Encouraging Outcomes from Animal Testing
Experiments conducted on mice with diabetes and advanced age—models that closely mimic human chronic wounds in the elderly—yielded impressive findings. Control groups with untreated wounds showed no healing progress, and many succumbed to complications. However, when the oxygen-producing gel patch was applied and refreshed weekly, the wounds achieved complete closure in approximately 23 days, with all subjects surviving the ordeal.
“We envision commercializing this as a patch product, where the gel component could be refreshed at regular intervals as needed,” noted Prince David Okoro, a doctoral candidate in bioengineering under Noshadi’s guidance and a co-author on the study.
Beyond oxygen generation, the gel’s formulation provides supplementary advantages. Choline, a central ingredient, possesses inherent properties that regulate immune responses and mitigate overzealous inflammation. Chronic wounds frequently suffer from an excess of reactive oxygen species—volatile molecules that harm cells and perpetuate inflammatory cycles. The gel counters this by boosting stable oxygen availability while tempering the immune system’s overactivity, thereby reestablishing equilibrium without adding undue strain.
“Existing bandages might soak up exudate or dispense antimicrobial substances,” Okoro observed. “Yet few confront the core issue of hypoxia head-on. Our solution does precisely that, targeting the hypoxia directly and comprehensively.”

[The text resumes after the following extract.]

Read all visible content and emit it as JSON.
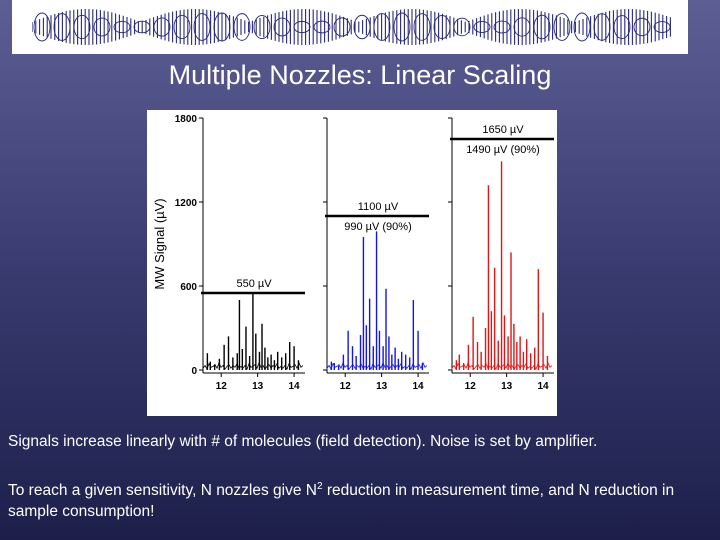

Extending Applications: Paving the Way for Organ Cultivation
The potential of this innovation reaches far beyond treating surface wounds. Deficiencies in oxygen and essential nutrients pose significant hurdles in the cultivation of replacement tissues and organs—a core pursuit within Noshadi’s research group.
“As engineered tissues grow thicker, diffusing vital nutrients and oxygen becomes increasingly challenging, leading to cell death,” Noshadi described. “This oxygen-delivery gel serves as a crucial stepping stone toward developing and maintaining larger, viable organ constructs for transplantation in patients who desperately need them.”
While this gel addresses a vital aspect of chronic wound management, certain underlying contributors to their rise remain beyond its direct influence. Escalating diabetes prevalence and population aging are primary drivers, but UC Riverside bioengineer and study co-author Baishali Kanjilal points to additional societal elements.
“Modern sedentary habits are weakening our innate immune defenses,” she remarked. “Addressing these deep-rooted lifestyle and societal issues proves challenging. Nevertheless, this technological breakthrough offers a tangible opportunity to curtail amputation rates, enhance patients’ overall well-being, and equip the body with the resources necessary for self-repair.”
The research findings were detailed in a peer-reviewed article titled “A smart self-oxygenating system for localized and sustained oxygen delivery in bioengineered tissue constructs,” authored by Vaishali Krishnadoss and colleagues, published in Communications Materials in 2026 (DOI: 10.1038/s43246-025-00947-4).
This development not only holds promise for immediate clinical applications in wound care but also lays foundational groundwork for future advancements in regenerative medicine. By tackling hypoxia at its source, the gel could dramatically shift outcomes for millions suffering from non-healing injuries, reducing the burden on healthcare systems and improving life quality on a global scale. Ongoing refinements aim to optimize battery life, gel durability, and integration with existing wound care protocols, ensuring broad accessibility and efficacy.